Tesla investors are urged to vote to remove Elon Musk, CEO of the electric vehicle company, from the company’s board of directors as anger increases over his bonus which could bring him a record high of $ 55.8 billion (£ 40 billion).
Pirc, an influential shareholder adviser, including UK pension funds from local authorities, on Tuesday recommended investors to vote against the Tesla executive salary agreement because it “unfairly enriches the CEO.”
Pirc said the deal exposed the company to a lawsuit, arguing that: “The board of directors, including CEO Elon Musk, has been awarded excessive compensation packages over a three-year period that would have allowed the directors to” get rich at the expense of the company “.”
The shareholder adviser called on investors to vote against Musk’s reelection to the board because of the salary negotiation and warned that it represented “a serious risk of damage to the reputation of the company and its shareholders.”
Pirc said that Musk’s frequent and controversial Twitter outbreaks cost Tesla millions of dollars in the settlements and also represented an “unnecessary reputational risk for the company.”
Last year Musk was sued for $ 190 million for defamation damage due to dismissive tweets about British splitter Vernon Unsworth, who was helping to rescue 13 people trapped in a Thai cave.

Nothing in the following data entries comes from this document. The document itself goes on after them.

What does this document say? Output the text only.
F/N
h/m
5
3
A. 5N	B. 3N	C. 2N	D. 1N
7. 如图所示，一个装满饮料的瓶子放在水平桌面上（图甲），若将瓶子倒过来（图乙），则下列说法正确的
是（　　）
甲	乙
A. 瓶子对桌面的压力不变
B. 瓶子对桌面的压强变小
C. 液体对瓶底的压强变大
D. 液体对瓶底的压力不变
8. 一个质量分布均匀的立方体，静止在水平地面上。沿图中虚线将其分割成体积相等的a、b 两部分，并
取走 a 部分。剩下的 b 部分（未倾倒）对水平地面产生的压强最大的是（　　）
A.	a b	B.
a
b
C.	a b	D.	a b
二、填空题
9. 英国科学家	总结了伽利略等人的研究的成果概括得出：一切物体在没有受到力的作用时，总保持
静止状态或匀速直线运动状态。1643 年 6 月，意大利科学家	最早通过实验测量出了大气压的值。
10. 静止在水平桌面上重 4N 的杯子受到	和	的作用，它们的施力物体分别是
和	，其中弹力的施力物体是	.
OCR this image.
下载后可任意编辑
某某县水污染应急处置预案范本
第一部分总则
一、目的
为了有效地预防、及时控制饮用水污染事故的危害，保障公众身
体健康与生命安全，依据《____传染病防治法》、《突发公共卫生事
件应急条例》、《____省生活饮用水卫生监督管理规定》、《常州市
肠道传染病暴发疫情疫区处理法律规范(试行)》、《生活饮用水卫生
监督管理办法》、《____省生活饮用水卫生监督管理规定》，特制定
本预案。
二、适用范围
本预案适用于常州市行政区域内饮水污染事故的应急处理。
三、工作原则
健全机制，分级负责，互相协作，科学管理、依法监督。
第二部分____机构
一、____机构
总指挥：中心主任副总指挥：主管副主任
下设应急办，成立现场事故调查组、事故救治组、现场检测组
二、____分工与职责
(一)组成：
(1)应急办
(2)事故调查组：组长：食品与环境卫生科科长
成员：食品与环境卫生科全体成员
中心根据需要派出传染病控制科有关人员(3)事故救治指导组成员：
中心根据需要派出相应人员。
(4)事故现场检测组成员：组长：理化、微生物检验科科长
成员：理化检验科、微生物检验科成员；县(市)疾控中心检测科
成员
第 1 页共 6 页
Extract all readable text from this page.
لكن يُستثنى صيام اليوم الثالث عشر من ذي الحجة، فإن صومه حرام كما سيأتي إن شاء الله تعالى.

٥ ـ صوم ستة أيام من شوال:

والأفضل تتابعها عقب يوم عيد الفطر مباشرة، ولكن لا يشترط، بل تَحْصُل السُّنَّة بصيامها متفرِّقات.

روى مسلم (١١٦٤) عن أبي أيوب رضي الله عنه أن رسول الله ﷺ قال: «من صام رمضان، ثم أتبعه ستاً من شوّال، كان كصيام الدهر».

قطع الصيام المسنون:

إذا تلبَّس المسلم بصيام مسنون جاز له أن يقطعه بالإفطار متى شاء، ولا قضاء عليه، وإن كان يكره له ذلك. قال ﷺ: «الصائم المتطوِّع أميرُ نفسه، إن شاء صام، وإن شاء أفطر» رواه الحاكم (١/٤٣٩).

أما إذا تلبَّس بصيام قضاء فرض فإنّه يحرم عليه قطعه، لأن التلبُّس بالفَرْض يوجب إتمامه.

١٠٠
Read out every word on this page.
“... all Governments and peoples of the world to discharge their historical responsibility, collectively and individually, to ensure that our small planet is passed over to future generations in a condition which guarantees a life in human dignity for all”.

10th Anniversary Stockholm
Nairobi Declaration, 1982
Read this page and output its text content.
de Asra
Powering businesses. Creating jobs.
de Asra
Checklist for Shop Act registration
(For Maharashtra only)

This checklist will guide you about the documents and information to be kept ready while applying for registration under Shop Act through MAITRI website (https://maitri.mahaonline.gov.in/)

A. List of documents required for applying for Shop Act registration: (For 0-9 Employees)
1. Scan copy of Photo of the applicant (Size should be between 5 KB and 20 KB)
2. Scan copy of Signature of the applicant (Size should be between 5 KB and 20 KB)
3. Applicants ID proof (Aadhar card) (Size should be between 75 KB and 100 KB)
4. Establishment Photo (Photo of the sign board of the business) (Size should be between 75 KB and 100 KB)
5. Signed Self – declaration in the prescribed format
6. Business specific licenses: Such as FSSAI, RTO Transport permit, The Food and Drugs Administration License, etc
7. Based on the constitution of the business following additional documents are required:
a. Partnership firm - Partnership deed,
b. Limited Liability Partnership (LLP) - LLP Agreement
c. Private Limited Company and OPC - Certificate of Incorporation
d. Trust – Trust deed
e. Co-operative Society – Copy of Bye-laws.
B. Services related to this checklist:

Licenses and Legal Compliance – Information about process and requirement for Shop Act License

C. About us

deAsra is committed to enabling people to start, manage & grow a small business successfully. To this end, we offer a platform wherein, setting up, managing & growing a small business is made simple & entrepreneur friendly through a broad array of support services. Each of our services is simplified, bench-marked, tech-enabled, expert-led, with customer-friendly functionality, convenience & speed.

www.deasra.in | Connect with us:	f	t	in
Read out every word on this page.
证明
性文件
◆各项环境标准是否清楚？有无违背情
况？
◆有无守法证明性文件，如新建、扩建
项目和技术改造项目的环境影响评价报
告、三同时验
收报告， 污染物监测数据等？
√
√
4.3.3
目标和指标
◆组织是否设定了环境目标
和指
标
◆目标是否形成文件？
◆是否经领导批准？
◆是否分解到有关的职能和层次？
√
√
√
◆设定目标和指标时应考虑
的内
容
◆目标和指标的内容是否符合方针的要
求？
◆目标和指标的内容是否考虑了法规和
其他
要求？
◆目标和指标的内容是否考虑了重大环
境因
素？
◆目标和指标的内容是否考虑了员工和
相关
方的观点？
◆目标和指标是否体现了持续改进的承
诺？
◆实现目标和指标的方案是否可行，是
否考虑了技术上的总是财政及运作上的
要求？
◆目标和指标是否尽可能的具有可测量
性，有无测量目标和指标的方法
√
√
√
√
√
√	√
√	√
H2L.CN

A jury found that the tweets did not reach the legal standard for defamation and Musk was not held liable for damages.
In 2018, the U.S. regulator Securities and Exchange (SEC) fined both Musk and Tesla $ 20 million for tweets from the CEO who planned to bring the company at a considerable price compared to the share price, causing an increase in the price of the actions. As part of the agreement with the SEC Musk was forced to give up his position as president of Tesla.
The SEC said: “In truth, Musk knew that the potential transaction was uncertain and subject to numerous contingencies. Musk had not discussed specific terms of the agreement, including the price, with any potential financial partner, and his statements about the possible transaction did not actually have an adequate basis. “
Pirc said the incident “sparked stock exchange abuse allegations, with the SEC saying that Musk had lied to investors. Musk and Tesla resolved these complaints with the SEC, paying $ 40 million, causing financial damage. “
The Pirc shareholder report also raised concerns about Musk’s tweets in opposition to the blocking measures of Covid-19. “Mr. Musk was a vocal opponent of the Covid-19 quarantine, and reportedly asked workers to return to work during the quarantine, without sufficient precautions / protections and despite workers’ protests,” said Pirc. “This concern is further reinforced as more Tesla employees have also been reported to have tested positive for Covid-19 since returning to work.”
Investors were also asked to vote against Robyn Denholm’s re-election as president of Tesla. He succeeded Musk when he was forced to resign in November 2018. Pirc said he should have resigned because of his role as supervisor of Musk’s paid prize as an independent non-executive chairman and as a member of the remuneration committee.
Tesla’s annual general meeting was expected to take place on July 7, but the company delayed voting on Sunday until September.